VALIDATION OF A SIMULATED ENVIRONMENT DEVELOPED FOR VALIDATING CFS AUTONOMY
Ruel Ellis1, Gerardo Fernandez-Lopez2 and Gerard Pounder3*
1Faculty of Engineering, The University of the West Indies, Trinidad
2Faculty of Engineering, Simón Bolivar University, Venezuela
3Faculty of Engineering, The University of the West Indies, Trinidad
1Email: ruel.ellis@sta.uwi.edu
2Email: gerardo.fernandez.lopez@gmail.com
3Email: pounderji@yahoo.co.uk *(Corresponding author)
Abstract:
This paper analyses results from experiments performed using a previously-described, simulated environment that was developed for validation of Cognitive Function Synthesis, or CFS, Autonomy. Navigation performance of the Pioneer robot platform used the following metrics: Average Cycle Time per simulation run; Average Wall Contact per cycle; and Average Shock Treatment Activation per simulation run.
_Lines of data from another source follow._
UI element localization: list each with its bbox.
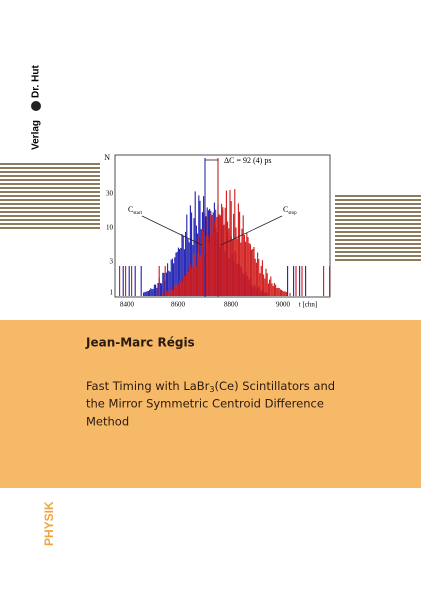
stripe (335, 211, 421, 213)
publisher-icon (31, 101, 41, 111)
arrow (220, 215, 283, 246)
stripe (335, 215, 421, 217)
orange-band (0, 320, 421, 488)
publisher-logo: Verlag Dr. Hut (31, 65, 42, 150)
stripe (335, 259, 421, 261)
x-tick-label: 8400 (120, 301, 135, 309)
y-tick-label: 1 (110, 289, 114, 297)
stripe (335, 195, 421, 197)
c-stop-label: Cstop (283, 205, 297, 216)
stripe (0, 219, 100, 221)
stripe (0, 203, 100, 205)
stripe (335, 251, 421, 253)
x-tick-label: 8600 (171, 301, 186, 309)
stripe (0, 167, 100, 169)
y-tick-label: 3 (110, 258, 114, 266)
stripe (335, 219, 421, 221)
series-label: PHYSIK (42, 501, 56, 546)
title-line: Method (86, 415, 129, 429)
stripe (0, 199, 100, 201)
y-tick-label: 10 (106, 224, 114, 232)
stripe (335, 235, 421, 237)
author: Jean-Marc Régis (85, 336, 195, 350)
stripe (0, 223, 100, 225)
x-tick-label: 9000 (276, 301, 291, 309)
title-part: Fast Timing with LaBr (86, 379, 210, 393)
y-axis-label: N (104, 153, 110, 162)
stripe (335, 255, 421, 257)
title-line: the Mirror Symmetric Centroid Difference (86, 397, 324, 411)
publisher-name: Dr. Hut (31, 65, 42, 98)
stripes (0, 163, 421, 261)
stripe (0, 183, 100, 185)
histograms (119, 189, 331, 296)
stripe (335, 247, 421, 249)
figure: N 1 3 10 30 8400 8600 8800 9000 t [chn] … (100, 148, 335, 312)
title-line: Fast Timing with LaBr3(Ce) Scintillators… (86, 379, 335, 394)
c-start-label: Cstart (128, 205, 143, 216)
c-start-sub: start (133, 211, 142, 216)
stripe (335, 223, 421, 225)
x-tick-label: 8800 (224, 301, 239, 309)
plot-frame (114, 154, 331, 298)
c-stop-main: C (283, 205, 288, 214)
stripe (0, 187, 100, 189)
stripe (0, 179, 100, 181)
stripe (335, 231, 421, 233)
stripe (0, 227, 100, 229)
stripe (0, 215, 100, 217)
stripe (0, 207, 100, 209)
stripe (335, 207, 421, 209)
stripe (0, 163, 100, 165)
y-tick-label: 30 (106, 190, 114, 198)
stripe (335, 227, 421, 229)
delta-annotation: ΔC = 92 (4) ps (224, 156, 271, 165)
stripe (335, 199, 421, 201)
stripe (335, 203, 421, 205)
stripe (335, 239, 421, 241)
publisher-name: Verlag (31, 120, 42, 150)
x-axis-label: t [chn] (299, 301, 317, 309)
title-part: (Ce) Scintillators and (215, 379, 336, 393)
title-subscript: 3 (209, 385, 214, 394)
c-stop-sub: stop (288, 211, 297, 216)
stripe (335, 243, 421, 245)
stripe (0, 191, 100, 193)
stripe (0, 175, 100, 177)
stripe (0, 211, 100, 213)
arrow (141, 215, 203, 246)
stripe (0, 171, 100, 173)
c-start-main: C (128, 205, 133, 214)
stripe (0, 195, 100, 197)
Two ultrasound, or US, configurations were used while the robot navigated in either the ‘preconfigured-reflexes only’ mode or the ‘Braitenberg Obstacle Avoidance’ mode. Results from the “16 sensor” US configuration was generally found to be significantly different from that of the “8 sensor” configuration, independently of obstacle avoidance considerations. Robot performance, when subject to the Braitenberg Obstacle Avoidance algorithm, was also found to be significantly different from ‘preconfigured-reflexes only’ performance, regardless of US configuration. The difference in Shock Treatment and the Average Wall Contact, observed between the “16 sensor” US setting and the “8 sensor” configuration for the ‘Braitenberg Obstacle Avoidance’, are likely to be due to the coefficient values adopted for the rear US sensors together with robot position at experiment start. The use of this environment to enable statistical analysis of results, to determine significant difference in obstacle avoidance performance, validates its usefulness as a tool for CFS Autonomy validation.
Keywords: Cognitive Function Synthesis, Artificial General Intelligence, Associative Memories, Autonomous Navigation, Biomimetic Navigation.
https://doi.org/10.47412/EBSY1245